Röportaj

Ekranın Başarılı Yüzü Özgü Delikanlı Röportajı


Seyirciyi ekrana kilitleyen Gelsin Hayat Bildiği Gibi dizisinin Mert’i Özgü Delikanlı ile çok keyifli bir röportaj gerçekleştirdik.

Merhabalar, öncelikle röportaj talebimizi kabul ettiğiniz için teşekkür ederiz. Bize biraz kendinizden bahseder misiniz? Kendinizi nasıl tanımlarsınız?

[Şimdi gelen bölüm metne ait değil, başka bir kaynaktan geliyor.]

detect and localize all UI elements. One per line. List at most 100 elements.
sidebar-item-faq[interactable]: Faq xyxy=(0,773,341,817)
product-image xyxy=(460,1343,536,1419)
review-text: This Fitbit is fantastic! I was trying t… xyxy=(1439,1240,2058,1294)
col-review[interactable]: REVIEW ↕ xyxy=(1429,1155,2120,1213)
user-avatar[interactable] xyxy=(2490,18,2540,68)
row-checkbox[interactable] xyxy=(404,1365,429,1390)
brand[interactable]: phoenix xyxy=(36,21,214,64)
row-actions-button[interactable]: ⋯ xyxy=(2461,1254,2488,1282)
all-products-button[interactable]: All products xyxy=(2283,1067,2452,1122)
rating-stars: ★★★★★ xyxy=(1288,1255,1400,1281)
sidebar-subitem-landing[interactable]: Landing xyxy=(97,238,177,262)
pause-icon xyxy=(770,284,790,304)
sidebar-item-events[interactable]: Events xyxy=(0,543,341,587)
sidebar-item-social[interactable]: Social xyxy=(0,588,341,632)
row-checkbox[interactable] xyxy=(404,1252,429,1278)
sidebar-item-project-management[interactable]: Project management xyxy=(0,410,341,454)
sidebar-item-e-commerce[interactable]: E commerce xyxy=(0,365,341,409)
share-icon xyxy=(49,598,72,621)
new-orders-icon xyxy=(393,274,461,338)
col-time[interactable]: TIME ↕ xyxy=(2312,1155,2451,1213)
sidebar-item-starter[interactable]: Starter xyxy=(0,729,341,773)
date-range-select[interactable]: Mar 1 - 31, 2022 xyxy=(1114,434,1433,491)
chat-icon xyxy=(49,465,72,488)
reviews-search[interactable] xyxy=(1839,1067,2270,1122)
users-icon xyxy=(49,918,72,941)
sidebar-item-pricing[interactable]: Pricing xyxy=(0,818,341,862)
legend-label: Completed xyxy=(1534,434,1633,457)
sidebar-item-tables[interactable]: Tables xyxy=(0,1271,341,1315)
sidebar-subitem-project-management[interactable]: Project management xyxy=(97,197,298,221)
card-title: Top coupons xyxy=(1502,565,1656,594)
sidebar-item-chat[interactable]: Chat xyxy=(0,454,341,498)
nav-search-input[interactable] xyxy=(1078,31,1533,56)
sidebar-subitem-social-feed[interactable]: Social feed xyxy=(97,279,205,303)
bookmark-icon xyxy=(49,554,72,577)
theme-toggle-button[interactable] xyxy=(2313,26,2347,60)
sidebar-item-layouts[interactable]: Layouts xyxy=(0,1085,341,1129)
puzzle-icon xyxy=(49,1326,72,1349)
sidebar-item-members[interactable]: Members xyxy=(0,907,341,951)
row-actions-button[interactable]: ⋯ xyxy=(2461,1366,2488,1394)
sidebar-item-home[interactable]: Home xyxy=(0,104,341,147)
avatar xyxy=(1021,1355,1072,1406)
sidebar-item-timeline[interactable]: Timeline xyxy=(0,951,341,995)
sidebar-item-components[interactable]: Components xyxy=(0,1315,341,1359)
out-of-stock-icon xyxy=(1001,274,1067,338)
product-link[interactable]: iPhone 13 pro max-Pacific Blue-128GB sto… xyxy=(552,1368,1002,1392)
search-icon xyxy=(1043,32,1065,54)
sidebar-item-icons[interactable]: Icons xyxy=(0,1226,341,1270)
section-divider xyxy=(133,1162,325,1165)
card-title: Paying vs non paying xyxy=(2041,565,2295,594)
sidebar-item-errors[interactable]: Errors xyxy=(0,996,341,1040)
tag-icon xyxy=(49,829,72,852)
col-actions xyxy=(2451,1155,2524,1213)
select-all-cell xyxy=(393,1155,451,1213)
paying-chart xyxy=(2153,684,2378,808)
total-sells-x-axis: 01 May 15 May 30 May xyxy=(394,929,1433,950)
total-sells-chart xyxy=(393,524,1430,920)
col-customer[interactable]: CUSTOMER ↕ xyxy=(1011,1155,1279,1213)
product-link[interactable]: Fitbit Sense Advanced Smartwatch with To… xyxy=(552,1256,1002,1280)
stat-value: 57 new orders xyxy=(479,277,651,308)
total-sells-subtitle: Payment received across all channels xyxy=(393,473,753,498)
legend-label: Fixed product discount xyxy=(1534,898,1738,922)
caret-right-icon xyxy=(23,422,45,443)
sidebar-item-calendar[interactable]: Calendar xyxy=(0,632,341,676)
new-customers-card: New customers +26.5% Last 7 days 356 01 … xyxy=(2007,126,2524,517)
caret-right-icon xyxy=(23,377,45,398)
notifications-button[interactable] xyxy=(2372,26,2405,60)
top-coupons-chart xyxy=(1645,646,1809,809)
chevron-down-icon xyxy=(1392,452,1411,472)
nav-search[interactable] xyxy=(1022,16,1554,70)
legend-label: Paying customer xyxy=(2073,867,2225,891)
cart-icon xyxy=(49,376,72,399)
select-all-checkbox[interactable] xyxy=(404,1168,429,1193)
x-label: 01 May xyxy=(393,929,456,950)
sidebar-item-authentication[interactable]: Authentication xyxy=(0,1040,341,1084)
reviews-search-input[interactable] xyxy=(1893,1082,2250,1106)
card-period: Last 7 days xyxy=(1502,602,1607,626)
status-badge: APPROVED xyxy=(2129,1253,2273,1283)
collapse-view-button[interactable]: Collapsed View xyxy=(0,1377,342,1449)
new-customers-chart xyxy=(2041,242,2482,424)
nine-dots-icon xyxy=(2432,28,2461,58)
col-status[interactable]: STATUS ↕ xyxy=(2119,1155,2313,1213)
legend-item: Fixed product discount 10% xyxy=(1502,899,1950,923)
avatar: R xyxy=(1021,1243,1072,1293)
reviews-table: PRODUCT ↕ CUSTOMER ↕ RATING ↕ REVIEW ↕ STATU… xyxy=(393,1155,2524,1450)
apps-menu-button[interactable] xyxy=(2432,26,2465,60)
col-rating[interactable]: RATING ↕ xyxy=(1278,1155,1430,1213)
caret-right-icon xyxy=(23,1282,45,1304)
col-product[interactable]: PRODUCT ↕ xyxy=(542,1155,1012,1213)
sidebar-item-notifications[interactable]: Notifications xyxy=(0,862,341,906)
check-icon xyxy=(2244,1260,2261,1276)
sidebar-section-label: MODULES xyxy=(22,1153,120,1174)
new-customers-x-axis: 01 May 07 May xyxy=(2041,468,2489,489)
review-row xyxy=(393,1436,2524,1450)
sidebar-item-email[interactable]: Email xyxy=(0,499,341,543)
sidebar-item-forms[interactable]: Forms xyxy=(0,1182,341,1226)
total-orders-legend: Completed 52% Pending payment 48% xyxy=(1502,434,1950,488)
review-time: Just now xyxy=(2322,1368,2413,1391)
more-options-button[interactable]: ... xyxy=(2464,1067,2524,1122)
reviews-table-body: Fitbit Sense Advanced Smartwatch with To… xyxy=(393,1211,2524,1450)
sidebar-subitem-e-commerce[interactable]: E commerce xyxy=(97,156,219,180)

Ben teşekkür ederim. Kendinden bahsetmeyi hiç sevmeyen, hiç tercih etmeyen bir insanım ama şöyle bir cevap verebilirim: Ben tamamlanmanın mümkün olmadığını biliyorum ama buna rağmen mükemmeliyete olan bir takıntım var. Kusursuzlukla ilgili bir takıntım var. Bu aslında benim içimde ciddi bir ikilem ve çatışma yaratıyor. Bu çatışma da benim işime veya o an içinde bulunduğum duruma daha fazla odaklanmamı ve durumu çok daha ciddiye almamı sağlıyor. İçinde bulunduğum durumdan çıkmak için bu yönde bir güç veriyor bana bu takıntı, bu ikilem. Bir yanılgı olduğunu bilmeme rağmen mükemmele ve kusursuza yakın yaşamaya çalışmak ya da onunla ilgili bir inancımın olması, beni tanımlayabilir. Bunun dışında gelişime çok fazla önem veren bir insanım, dolayısıyla sürecin hiç bitmemesi ve durmaması gerektiğine inanıyorum. O yüzden aslında hiçbir şeyi sonuçlandırmam. Bu da benim spesifik bir şeye inanmamama sebep olur. Bir şeylere inanıp nokta koyabilen bir insan değilimdir. Bu belki gelişimle ve ilerlemeyle sürecimi özetleyebilir. Yolculuğumda sürecimin devam etmesi, aslında belki de bir şeylerin mükemmel ve kusursuz olması adına verdiğim mücadele, hiçbir şeyi tamamlamıyor olmam beni biraz anlatıyor olabilir.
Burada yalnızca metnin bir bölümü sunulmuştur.